Dans une optique de redynamisation territoriale, la région s'est associée avec celle du Ribatejo voisine pour fonder sa propre commission de soutien aux productions et aux événements cinématographiques en 2017. L’occasion de mettre en avant les paysages et les vallées ensoleillées de l’Alentejo à l’écran, et l’on sait l’impact que peuvent avoir les grosses productions internationales sur le tourisme et l’économie locale. Ce soutien accompagne donc désormais les nouveaux festivals ainsi que ceux déjà en place. Parmi eux, le plus ancien est sans doute le FIKE, festival du court métrage d'Évora, qui met à l'honneur le court métrage sous toutes ses formes chaque année au mois d'octobre.
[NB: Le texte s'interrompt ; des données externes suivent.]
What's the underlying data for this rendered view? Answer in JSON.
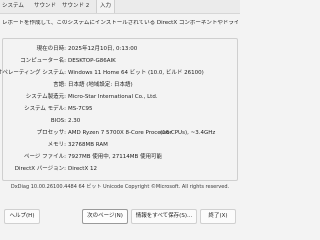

Pour sa 18e édition, rendez-vous plus précisément au Théâtre Garcia de Resende et à l'auditorium Soror Mariana, pour découvrir une programmation riche en animation, documentaires et courts-métrages de fiction internationaux. Autre rendez-vous cinéphile à ne pas manquer, le festival Periferias – en août 2022 – est quant à lui une initiative transfrontalière, coorganisée par la ville de Marvão, célèbre pour ses fortifications, et par la cité espagnole voisine de Valencia de Alcántara. Sur écran géant et en plein air, c'est la meilleure façon de profiter du cinéma à cette période de l’année.

Enfin, le tout jeune festival du film documentaire de l'Alentejo se tient désormais en août à Monte da Estrada, dans une ancienne école primaire. L'occasion de rencontrer des cinéastes internationaux venus présenter leurs films autour d'un brasero, ou de se réfugier à l'abri de la chaleur dans la petite bâtisse blanche qui sert de salle de projection à l'heure actuelle.